While a national conversation about police brutality and racial profiling continues, the Alvar Branch of the New Orleans Public Library is doing its part to educate young patrons about their rights when interacting with the police.

  On Jan. 17, the Alvar Branch Teen Program invited young people to ask Roderick Franklin, the New Orleans Police Department's (NOPD) 5th District Community Coordinator, questions about their rights.

  Charlotte Horne-Hoonsan, a coordinator for the library, made a flier to advertise the event, which asks the following questions: Do I have to show my ID? Can I film the police? What should I do if I feel like I have been mistreated or discriminated against by an officer? What does reasonable suspicion mean? When does an officer need a warrant to perform a search?

  Horne-Hoonsan says she saw a need for dialogue between police and teens, as well as a gap in youth programming, and reached out to the NOPD to fill it.

  For the NOPD, the meeting is part of a new strategy, designed by Superintendent Michael Harrison, to engage with New Orleanians in the wake of serious missteps and broken policies in policing nationally, as well as locally — especially in cases like the high-profile deaths of Trayvon Martin and Michael Brown. New Orleans has had its own share of controversial police-civilian shootings that haven't gotten that level of national attention, including the deaths of Wendell Allen, Justin Sipp and Adolph Grimes III.

  "Last year, when there was a discussion around the country about the kinds of relationships departments have with their community, Chief Harrison made it clear he wanted to get involved in that discussion on the ground," NOPD spokesperson Tyler Gamble told Gambit.

  Franklin was not made available for an interview, but Sgt. Jonette Williams, the head of the 5th District's Crime Prevention Unit, says the conversation is intended to get New Orleans and the police on the same page by better understanding young people's rights, as well as the way NOPD officers perform their jobs.

  "It's telling them, while we have a job to do, we're going to do our best to explain why we're interacting with a particular individual, why we're stopping them," Williams said. "Just giving a good explanation of ... why we're doing what we're doing, why we have to do certain things."

  The presentation also was set to include new tools and technology the NOPD is putting in place to ensure accountability. "As part of that, we have a lot of new technology that we're utilizing just to safeguard everyone involved," Williams said. "We have over 500 body cameras that are in use. That's going to eliminate the 'he-said, she-said.' It changes the officer's behavior as well as the citizen's behavior."

  Gamble and Williams acknowledge that recent headlines have tarnished the reputation of law enforcement, both locally and nationally, and Williams says that a sit-down conversation with the community and the police will continue to help the NOPD regain trust.

  "It's an opportunity to meet them and...do nothing but help to bridge that gap and form new relationships," Williams said. "It's just interacting so they see we're people just like they are, we're humans ... We're trying to do a better job of being more transparent."

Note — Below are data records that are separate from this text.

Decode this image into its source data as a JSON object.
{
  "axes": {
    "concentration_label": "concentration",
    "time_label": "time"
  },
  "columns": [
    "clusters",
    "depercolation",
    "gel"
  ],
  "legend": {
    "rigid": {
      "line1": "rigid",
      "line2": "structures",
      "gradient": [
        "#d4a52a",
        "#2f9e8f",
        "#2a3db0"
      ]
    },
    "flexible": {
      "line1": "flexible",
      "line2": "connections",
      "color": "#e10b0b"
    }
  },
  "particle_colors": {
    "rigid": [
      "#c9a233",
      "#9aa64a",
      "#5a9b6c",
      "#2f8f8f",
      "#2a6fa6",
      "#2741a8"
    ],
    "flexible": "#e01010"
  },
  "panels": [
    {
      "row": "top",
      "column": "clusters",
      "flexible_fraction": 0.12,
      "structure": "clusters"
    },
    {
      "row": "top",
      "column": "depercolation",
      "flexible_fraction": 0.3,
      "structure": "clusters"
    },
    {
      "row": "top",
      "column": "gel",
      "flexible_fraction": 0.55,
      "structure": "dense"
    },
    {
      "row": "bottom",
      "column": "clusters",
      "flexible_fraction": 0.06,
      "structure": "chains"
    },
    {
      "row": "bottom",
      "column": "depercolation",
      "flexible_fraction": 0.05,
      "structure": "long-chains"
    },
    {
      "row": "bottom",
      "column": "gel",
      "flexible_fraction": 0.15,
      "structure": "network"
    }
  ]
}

  The NOPD already has programming for young kids up to middle and high schoolers, including "Officer Friendly," the community relations campaign first launched in the 1960s by various police departments. That program, however, is aimed at younger children, while the library's session is aimed at older children and teenagers who may not be certain of their rights when dealing with police.

  Horne-Hoonsan says the library is always full of kids, and the one of the best things about it is that if they aren't having fun, they can walk out and leave, though she tries to pick events that will interest and engage them. "We always look for what we can do with a little," she said.